Heredity sometimes influences where fatty deposits develop in a coronary artery, researchers reported in Circulation: Journal of the American Heart Association.
Different locations of disease show different degrees of inheritance, said Ulrich Broeckel, M.D., one of the study’s authors. The most hazardous ones have a high heritability.
The new findings, if confirmed, could affect heart disease screening strategies for close relatives of coronary heart patients.
Coronary heart disease involves a complex combination of genetic and environmental factors. Physicians have long known that a family history of the disease is a major risk factor for a heart attack. But, researchers have devoted scant attention to whether genes might partially govern where the fatty deposits develop within the heart’s arteries.

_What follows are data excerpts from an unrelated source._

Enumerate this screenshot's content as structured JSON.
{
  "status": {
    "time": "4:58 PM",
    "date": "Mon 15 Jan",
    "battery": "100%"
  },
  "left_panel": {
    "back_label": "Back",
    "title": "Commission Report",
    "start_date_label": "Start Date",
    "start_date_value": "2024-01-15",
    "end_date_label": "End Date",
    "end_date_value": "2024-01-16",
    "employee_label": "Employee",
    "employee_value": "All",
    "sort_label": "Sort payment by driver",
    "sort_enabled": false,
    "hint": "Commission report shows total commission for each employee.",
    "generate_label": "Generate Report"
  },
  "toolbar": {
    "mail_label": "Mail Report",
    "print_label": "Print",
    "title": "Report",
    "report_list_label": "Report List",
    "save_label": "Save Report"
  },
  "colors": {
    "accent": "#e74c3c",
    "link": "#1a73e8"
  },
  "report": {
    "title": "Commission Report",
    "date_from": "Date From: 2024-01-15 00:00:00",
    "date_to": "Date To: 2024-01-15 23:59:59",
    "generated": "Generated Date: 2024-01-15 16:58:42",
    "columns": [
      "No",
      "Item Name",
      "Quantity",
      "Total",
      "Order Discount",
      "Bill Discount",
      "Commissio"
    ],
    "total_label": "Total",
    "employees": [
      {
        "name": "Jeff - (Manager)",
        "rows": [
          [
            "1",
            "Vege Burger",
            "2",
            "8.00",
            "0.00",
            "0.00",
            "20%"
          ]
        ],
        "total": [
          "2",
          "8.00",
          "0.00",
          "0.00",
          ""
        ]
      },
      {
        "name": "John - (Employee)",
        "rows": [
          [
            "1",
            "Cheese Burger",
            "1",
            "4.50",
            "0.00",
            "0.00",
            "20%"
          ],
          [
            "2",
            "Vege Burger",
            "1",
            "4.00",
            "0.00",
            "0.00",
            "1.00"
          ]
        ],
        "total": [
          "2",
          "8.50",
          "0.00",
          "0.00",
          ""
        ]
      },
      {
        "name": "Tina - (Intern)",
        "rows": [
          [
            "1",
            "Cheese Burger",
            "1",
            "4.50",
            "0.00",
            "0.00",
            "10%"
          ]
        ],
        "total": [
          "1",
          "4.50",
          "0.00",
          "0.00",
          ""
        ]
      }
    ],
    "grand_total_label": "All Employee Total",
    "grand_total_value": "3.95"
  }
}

As far as we can determine, we are the first to do a large study of the genetic contribution to the location and pattern of coronary lesions, said Broeckel, assistant professor of medicine at the Medical College of Wisconsin in Milwaukee.
He and his colleagues conducted their study as part of a 10-year collaboration that includes the Medical College of Wisconsin, the University of Regensburg in Germany and the University of Luebeck, also in Germany.
The researchers studied angiograms of 882 siblings with coronary artery disease from 401 families. One person from each family had had a heart attack before age 60 and at least one sibling had had a heart attack or coronary revascularization (angioplasty, stenting or coronary artery bypass surgery).
The team compared the angiograms of the 401 people who’d had a heart attack before age 60 (one from each family) to that of a sibling who’d had a heart attack or revascularization procedure. They found that a large number of sibling groups had shared disease patterns, indicating a genetic influence.